Bebimos otro. Entonces le dije mi nombre y mi profesión. Tomamos un tercero y le narré mi infancia con todos los detalles que aún recuerdo y acaso algunos nuevos que me parece haber inventado. Pero al pedir el cuarto «Rasputín» abandoné bruscamente el tema, a pesar de la amable atención de mi vecino, para referirle lo que me había ocurrido aquella tarde. En aquel momento adoraba a Natalia, y no pude evitar verter algunas lágrimas.

—No llore usted —dijo el mutilado—, porque ya le sale el ron por el ojo izquierdo y se va a manchar la chaqueta.

—¡Qué me importa ya la chaqueta! —gemí.

—Eso es otra cosa —reconoció él entonces.

Volvió a pedirme un cigarrillo y comentó:

—Le ha contado usted su historia al hombre que mejor puede comprenderla, porque yo soy de los que creen que no hay nadie en el mundo en cuya vida no juegue un papel decisivo un automóvil. Muchos dolores y muchas alegrías se le deben. Antes se decía: Churchil la femia.
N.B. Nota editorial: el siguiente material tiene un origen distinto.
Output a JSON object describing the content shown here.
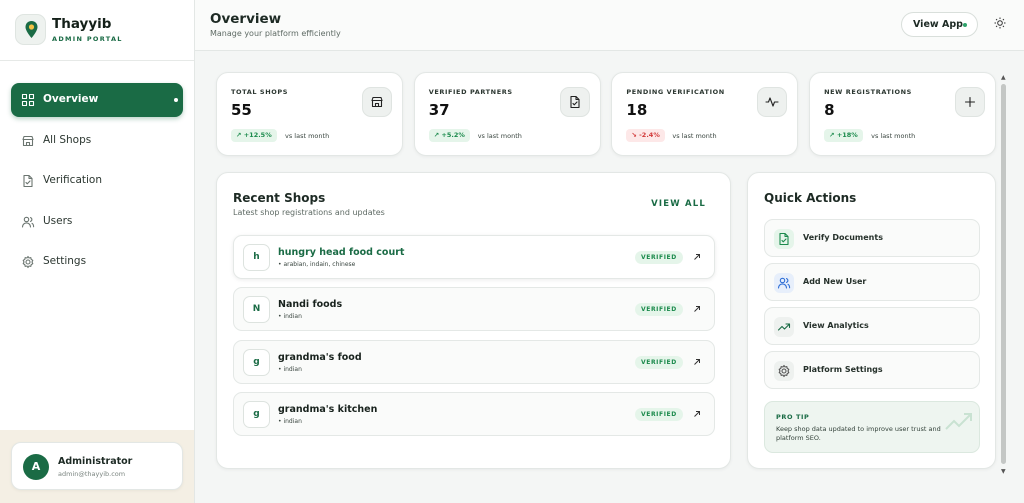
{
  "brand": {
    "name": "Thayyib",
    "subtitle": "ADMIN PORTAL"
  },
  "nav": [
    "Overview",
    "All Shops",
    "Verification",
    "Users",
    "Settings"
  ],
  "user": {
    "initial": "A",
    "name": "Administrator",
    "email": "admin@thayyib.com"
  },
  "header": {
    "title": "Overview",
    "subtitle": "Manage your platform efficiently",
    "button": "View App"
  },
  "stats": [
    {
      "label": "TOTAL SHOPS",
      "value": 55,
      "change": "+12.5%",
      "note": "vs last month"
    },
    {
      "label": "VERIFIED PARTNERS",
      "value": 37,
      "change": "+5.2%",
      "note": "vs last month"
    },
    {
      "label": "PENDING VERIFICATION",
      "value": 18,
      "change": "-2.4%",
      "note": "vs last month"
    },
    {
      "label": "NEW REGISTRATIONS",
      "value": 8,
      "change": "+18%",
      "note": "vs last month"
    }
  ],
  "recent": {
    "title": "Recent Shops",
    "subtitle": "Latest shop registrations and updates",
    "link": "VIEW ALL",
    "shops": [
      {
        "initial": "h",
        "name": "hungry head food court",
        "tags": "• arabian, indain, chinese",
        "status": "VERIFIED"
      },
      {
        "initial": "N",
        "name": "Nandi foods",
        "tags": "• indian",
        "status": "VERIFIED"
      },
      {
        "initial": "g",
        "name": "grandma's food",
        "tags": "• indian",
        "status": "VERIFIED"
      },
      {
        "initial": "g",
        "name": "grandma's kitchen",
        "tags": "• indian",
        "status": "VERIFIED"
      }
    ]
  },
  "quick": {
    "title": "Quick Actions",
    "actions": [
      "Verify Documents",
      "Add New User",
      "View Analytics",
      "Platform Settings"
    ],
    "tip": {
      "title": "PRO TIP",
      "text": "Keep shop data updated to improve user trust and platform SEO."
    }
  }
}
—Cherchez la femme —corregí.

—Es igual. El caso es que antes se decía que la mujer era la causante de todo, y hoy debe aconsejarse: Cherchez l’auto… Usted pierde el amor de una mujer por no tener un coche, otros pierden la vida por poseerlo, yo me la gano porque lo tienen los demás… Siempre hay un auto por el medio…

—¿Es usted chófer?

—No. Yo he sido marino. Mi verdadera vocación es la de marino. Pero tuve la desgracia de nacer en Madrid y nunca pude salir de este sitio. Ahora, las ocasiones que se presentan a un marino para hacer carrera en Madrid puede decirse que son casi nulas. Para un marino de corazón, esto está muy mal. Yo llegué a pasar hambre. Un hambre terrible. Ofrecía mis brazos y nadie los aceptaba. Un día me atropello un automóvil. Me llevaron al hospital, me curaron y me dieron una pequeña indemnización. Entonces yo adiviné un porvenir en aquel accidente. Cuando se me acabaron los cuartos me hice atropellar otra vez. Tuvieron que amputarme la pierna izquierda por la rodilla. Me la pagaron bien; tanto como no creí yo que valiese. Viví algún tiempo así…

—Comiéndose la pierna.

—Comiéndome la pierna: exactamente. Y cuando no quedaba ya ni una astilla del hueso, pues… ¿qué iba a hacer yo?…, me tumbé ante otro auto. La segunda pierna me obligó a un regateo terrible, porque la tasaron en una miseria. Estuve muy digno. Dije que yo podía regalar una pierna tan buena como cualquier otra y que, para mí, ofrecía el mérito de ser ya la única. Al fin, pagaron. Y pasé otra temporadita. Después hubo que sacrificar el brazo izquierdo.

—Y unos dedos del otro.

—Sí; eso fue un día que salí de casa sin dinero y me hacían falta veinte duros. Me dejé aplastar el dedo meñique por un automovilista primerizo. Pagó en el acto. Pero pronto se me planteó el problema más serio que puede acongojar a un hombre. Mi cuerpo se iba acabando poco a poco y me exponía a terminar el negocio en el cementerio. Adquirí la experiencia necesaria para sufrir contusiones de poca importancia; pero, naturalmente, pagaban poco por ellas. Ya estaba resuelto a quedarme con la cabeza y el tronco nada más, cuando me llamó el director de una compañía aseguradora. «Amigo Mouriz —me dijo—, hemos pagado por usted mucho más de lo que usted vale. Su carne debía, en realidad, adquirirse al peso, según tarifa de carnicero, y sus huesos no sirven ni para hacer botones. Para resarcirnos de algo hemos fabricado cuarenta boquillas de cigarrillos con las tibias de usted, y ésta es la hora en que no se ha vendido ni una. ¿Usted se ha propuesto seguir fragmentándose?» «Hay que vivir, señor director», confesé. «Sí, sí, hay que vivir; pero nuestras acciones bajan por su culpa. Le he llamado para ofrecerle una transacción. ¿Le conviene una plaza de portero en nuestras oficinas?» Discutí, mejoró sus proposiciones y terminé por aceptar. Ahora vivo más cómodamente, y le aseguro que no me gustaría volver a verme debajo de un coche. Si usted se decide a comprar uno, haga el favor de decirme las calles por donde piensa pasar durante los primeros quince días.

Se lo juré. Y él me dio la tarjeta con sus señas.